A small group within E&Y known as the Strategic Individual Solutions Group (“SISG”) was primarily responsible for supervising and coordinating the marketing, implementation and defense of E&Y’s tax shelter products. Certain SISG tax shelter products were designed to appear to the IRS to be substantive investments that had favorable tax consequences when, in reality, the products were actually designed and marketed to clients as a series of preplanned steps that would defer, reduce or eliminate their tax liabilities. The typical client participating in these shelters was primarily, if not exclusively, motivated to achieve a desired tax savings.
In order to deceive the IRS as to the true nature of the tax strategies, and to bolster arguments that the transactions had economic substance, some SISG personnel agreed upon and directed other E&Y employees to participate in a concerted effort not to create, disseminate, or publicize documents reflecting the tax motivation behind the strategies, or the preplanned sequence of steps necessary to effect the strategies.

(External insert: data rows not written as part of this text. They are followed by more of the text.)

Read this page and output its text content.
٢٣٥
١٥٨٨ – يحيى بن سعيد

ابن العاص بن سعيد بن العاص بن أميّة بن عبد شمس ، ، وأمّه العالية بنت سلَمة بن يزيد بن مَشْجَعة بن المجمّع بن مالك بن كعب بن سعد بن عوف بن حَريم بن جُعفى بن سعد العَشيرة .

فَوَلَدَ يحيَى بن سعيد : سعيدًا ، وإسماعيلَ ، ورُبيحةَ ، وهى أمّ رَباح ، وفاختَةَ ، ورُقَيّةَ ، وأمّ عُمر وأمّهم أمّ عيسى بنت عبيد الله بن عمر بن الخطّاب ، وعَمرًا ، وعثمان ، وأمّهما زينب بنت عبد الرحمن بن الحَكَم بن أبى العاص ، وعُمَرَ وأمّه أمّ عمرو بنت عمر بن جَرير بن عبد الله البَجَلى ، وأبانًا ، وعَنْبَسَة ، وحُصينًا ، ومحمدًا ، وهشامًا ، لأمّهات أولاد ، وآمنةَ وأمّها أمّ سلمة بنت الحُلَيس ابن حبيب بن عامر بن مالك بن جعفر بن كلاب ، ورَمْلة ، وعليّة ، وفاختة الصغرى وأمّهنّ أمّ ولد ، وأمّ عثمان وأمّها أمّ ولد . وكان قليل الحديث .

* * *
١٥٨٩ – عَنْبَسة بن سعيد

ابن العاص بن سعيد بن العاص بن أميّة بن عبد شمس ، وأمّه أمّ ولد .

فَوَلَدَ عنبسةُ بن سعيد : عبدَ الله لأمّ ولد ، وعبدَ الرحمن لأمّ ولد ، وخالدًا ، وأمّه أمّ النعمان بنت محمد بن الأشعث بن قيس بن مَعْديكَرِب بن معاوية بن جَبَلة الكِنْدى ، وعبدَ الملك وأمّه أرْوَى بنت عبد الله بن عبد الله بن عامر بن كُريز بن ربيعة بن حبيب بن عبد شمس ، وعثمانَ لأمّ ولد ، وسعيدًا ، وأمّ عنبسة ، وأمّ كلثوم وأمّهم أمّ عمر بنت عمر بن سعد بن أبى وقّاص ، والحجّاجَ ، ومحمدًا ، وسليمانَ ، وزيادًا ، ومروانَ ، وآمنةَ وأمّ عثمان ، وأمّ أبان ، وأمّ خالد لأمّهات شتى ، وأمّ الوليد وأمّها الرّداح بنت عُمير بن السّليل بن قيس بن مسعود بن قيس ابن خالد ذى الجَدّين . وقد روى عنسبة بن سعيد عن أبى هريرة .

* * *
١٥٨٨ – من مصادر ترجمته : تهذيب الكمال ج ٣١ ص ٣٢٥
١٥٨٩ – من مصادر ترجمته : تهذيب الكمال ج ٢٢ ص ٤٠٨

These SISG personnel thereby sought to prevent the IRS from detecting their clients’ purposes in employing these strategies. For example, in certain instances, members of SISG falsely portrayed the transactions under examination as purely investment-driven transactions, and falsely denied a tax motivation for the transactions in response to IRS Information Document Requests and in testimony to the IRS.
Further, in implementing the sale of tax shelter products, certain members of SISG also prepared documents or correspondence that falsely and inaccurately reflected events or conversations, and that were designed to improperly influence the IRS’s view of the merits of the transactions in the event of an audit. These activities continued into 2003 and 2004.